First, the patient’s gender does not seem to impact ESG outcomes, despite significantly higher age, BMI, and prevalence of comorbidities in the male cohort, as typically observed in bariatric cohorts [29]. The presence of comorbidities such as diabetes, hyperinsulinemia, hypertension, or OSAS were similar between the good and poor responders. Similarly, smoking habits and menopause in women do not appear to be indicative of potential predictive value. This is not bad news as both these conditions have been related to weight changes in the general populations, while seem to not affect outcomes of ESG. Previous studies reported that younger age is a predictor for better weight loss, probably because young people are more able to change their dietary and behavioral habits [9, 14, 15]. However, our analysis suggests that the initial stages witness greater weight loss among the younger population, while a largely similar trend emerges between younger and older patients in the long run. This evidence confirms what was reported in a previous study, supporting the use of ESG as a valid therapeutic strategy also in elder patients with obesity [30].

Although our analysis did not allow us to find a basal predictor, we observed a statistically significant difference in terms of %EWL between good and poor responders at 1 month (33% (25–41%) vs. 26% (22–36%), p = 0.040). Further, as no cases of stenosis or persistent vomiting occurred after ESG, the impact of these events on weight loss can be ruled out. Hence, the %EWL at 1 month may serve as a very early predictor of success at 24 months after ESG, with acceptable reliability (Fig. 4). The absolute difference in terms of %EWL between the two groups present a small overall effect size, consistent with the onset of a weight loss process that will then unfold over several months. This initial small effect size corresponds to a wide interquartile range associated with the substantial inter-individual variability among different subjects, a bottleneck that our study shares with similar investigations. Nevertheless, the substantial sample size in our study allows us to achieve statistically significant differences, both in Fig. 4 and in the AUC value. Furthermore, the statistically significant correlation shown between weight loss in the first month and the long-term value is notable. This data confirms that reported by Sharaiha et al. [13]. However, our analysis is reinforced by setting the success threshold above 25% to achieve more statistical power and allowed us to estimate a novel threshold of 1 month %EWL to detect patients at “risk of failure” in the long term, which is particularly relevant to optimize post-operative care. According to our estimation, patients not reaching the %EWL threshold of 31.7% at 1 month after ESG may be identified as at risk of poor results in the long term. For instance, these patients may benefit from additional treatments such as pharmacological drugs, including GLP-1 analogs, psychological support, or even repeating ESG [31, 32].

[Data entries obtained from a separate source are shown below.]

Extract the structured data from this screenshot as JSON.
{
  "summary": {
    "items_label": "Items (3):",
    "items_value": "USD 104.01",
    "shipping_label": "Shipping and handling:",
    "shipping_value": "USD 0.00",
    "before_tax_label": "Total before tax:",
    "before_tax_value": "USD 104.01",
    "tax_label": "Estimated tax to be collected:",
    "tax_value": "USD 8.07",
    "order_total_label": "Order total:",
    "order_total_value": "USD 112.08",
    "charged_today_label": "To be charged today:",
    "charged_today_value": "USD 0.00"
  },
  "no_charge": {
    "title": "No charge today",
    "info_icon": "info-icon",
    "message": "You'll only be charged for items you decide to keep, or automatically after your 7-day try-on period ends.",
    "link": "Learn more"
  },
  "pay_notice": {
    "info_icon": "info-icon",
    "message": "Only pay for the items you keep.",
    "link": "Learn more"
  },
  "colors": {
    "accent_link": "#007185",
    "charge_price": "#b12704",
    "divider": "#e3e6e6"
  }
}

This study is limited by the retrospective design, the lack of a control group, and the single-center nature limiting generalization of data and intrinsically characterized by a potential selection bias. Further, our analysis is not extended beyond 2 years and would need long-term confirmation (at least 3 and 5 years) when a proportion of patients may experience weight regain due to the chronic relapsing nature of obesity. Despite the pretty long period of recruitment, only a limited percentage of patients reached long-term follow-up, preventing us from having sufficient statistical power to perform a proper analysis beyond 2 years of follow-up. Indeed, loss of follow-up is a common and big issue in routine clinical practice, especially in patients with obesity, and this is difficult to overcome. Despite of that, the analysis was conducted on a pretty large number of patients for a monocentric study and allowed us to find a simple and easy-to-use parameter such as the %EWL at 1 month to modulate the post-operative management from an early stage. Certainly, our findings should be verified and validated in future ad hoc designed prospective multicenter studies. Further, with a view to a personalized medicine, other potential factors that may predict ESG outcomes should be investigated, such as the hormonal profiles and the intestinal microbiome, whose modulation could be integrated the endoscopic treatment of obesity.